Главное, что отличает подход Гумбрехта, – это настойчивое желание провести грань между «звездами», участниками спортивных состязаний и зрительской массой. Демократизм фразы сочетается у автора с крайним антидемократизмом подхода. Начиная свое описание с борцов сумо и античных атлетов из поэм Пиндара, автор игнорирует ту черту, которая и отличает спорт Нового времени от всех атлетических соревнований прочих эпох: его принципиальную открытость к вовлечению новых участников. Открытость эта нашла свое завершение в идеологии олимпийского движения времен Пьера де Кубертена, инициатора организации современных Олимпийских игр (с 1896 года) и практике массового спорта первой половины ХХ века.

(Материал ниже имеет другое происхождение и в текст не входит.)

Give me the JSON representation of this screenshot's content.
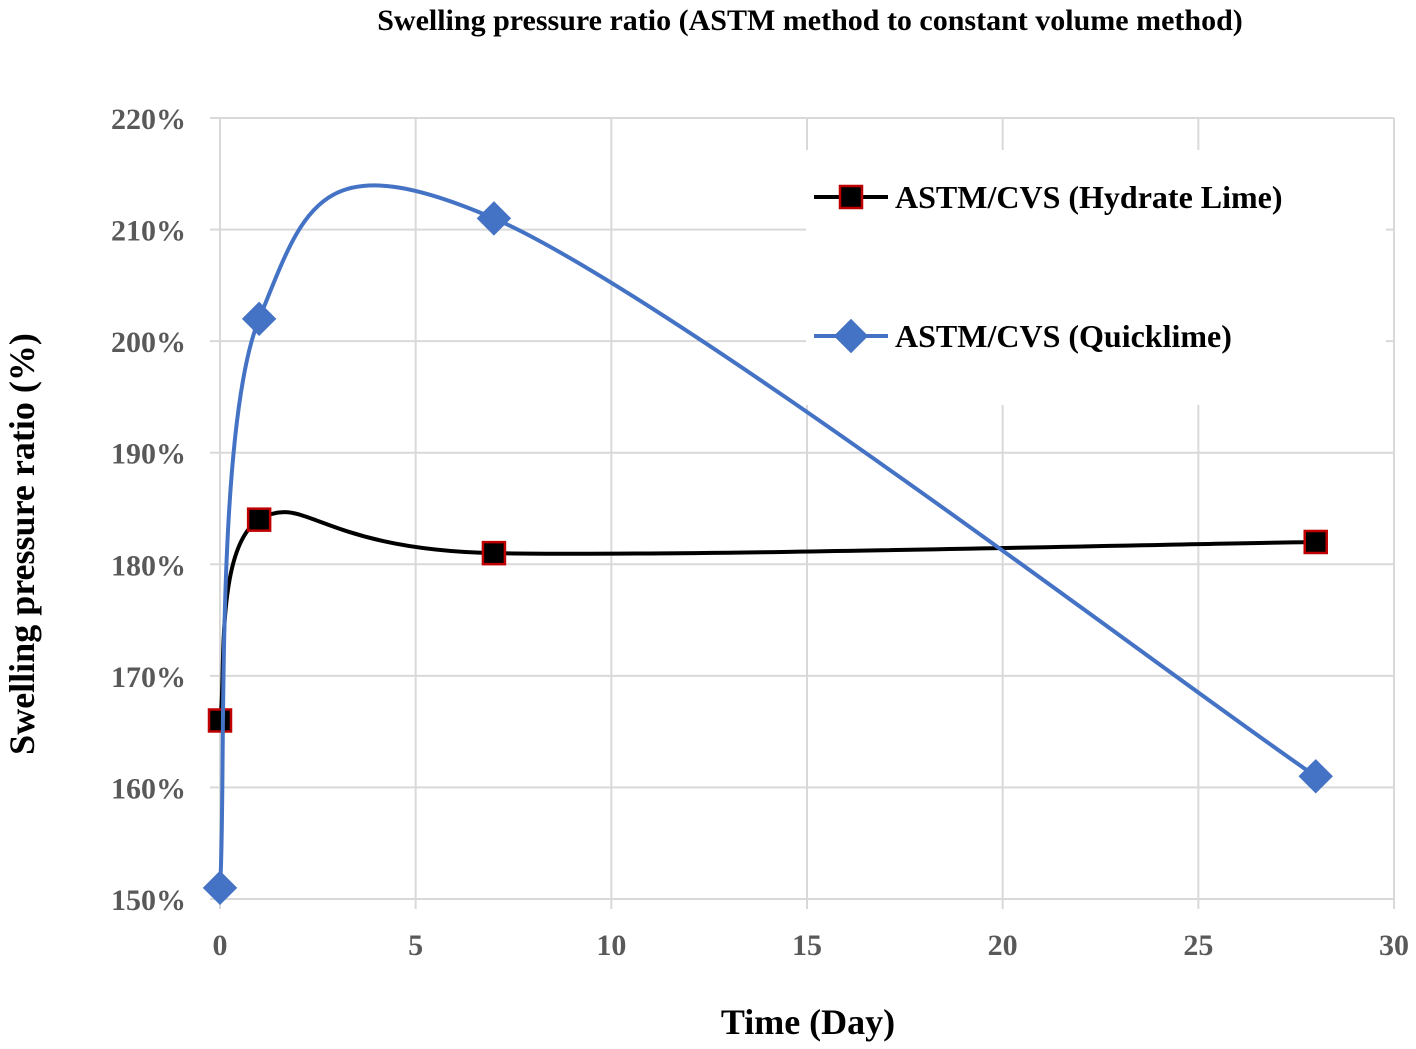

Наиболее удачной следует признать вторую часть книги, которая состоит из семи историко-публицистических параграфов, посвященных различным (прото)спортивным практикам от древности до современности. Это Олимпийские игры в древней Элладе, гладиаторские бои Римского времени, средневековые рыцарские турниры, ренессансная игра кальчио, английский бокс ХVIII века, возрождение Олимпийских игр де Кубертеном и, наконец, современные практики рыночного «потребления» спорта. В этих своих очерках автор отходит от собственного бескомпромиссного разделения людей на атлетов и зрителей, хотя и не жалеет черных красок, описывая необоснованный идеализм кубертеновского «любительского» спорта. Движение де Кубертена было основано на определенной интерпретации наследия древних Олимпийских игр. По его мнению, эллинские игры были по сути своей любительскими, а само участие в них ценилось выше победы. Эти два представления (а, как считает Гумбрехт, два заблуждения) придали окончательную форму современному олимпийскому движению.

Обращая внимание на современную коммерциализацию спорта, Гумбрехт приводит любопытное наблюдение из жизни: «Несколько лет тому назад, когда я сопровождал группу из тридцати студентов колледжа на экскурсии в традиционные японские дома в Киото, мы все последовали традиции снимать обувь перед тем, как войти в частное или религиозное помещение. Взглянув на груду кроссовок Adidas, Nike и Reebok, я осознал, что был единственным из тридцати одного американца, на котором была неспортивная обувь. Явно никто из этих тридцати не собирался участвовать ни в каких спортивных мероприятиях – по крайней мере, не больше моего. Я увидел в этом незначительном социальном факте возможное указание на то, что спорт, замаскированный под культуру развлечений, быть может, выходит из своих традиционных берегов и проникает в нашу обычную жизнь, втягивая нас в роль безостановочных потребителей спорта, а не в роль болельщиков» (с. 97–98).

По мнению автора, следующей закономерной стадией развития гуманитарных наук в ХХI веке станет открытие их дисциплинарных рамок в сторону литературы. Само исследование Гумбрехта является тому ярким примером. Оно метафорично и вписано в общий контекст тех литературных произведений, где авторы затрагивают тему спорта. Он вступает с ними в диалог, полемизирует, уточняет свои наблюдения. Это, прежде всего, Роберт Музиль (автор романа «Человек без свойств») и Генрих фон Клейст. Остается, правда, открытым вопрос, не перестанут ли из-за этого гуманитарные науки говорить о причинности, не заменит ли изысканное со стилистической точки зрения описание логический анализ.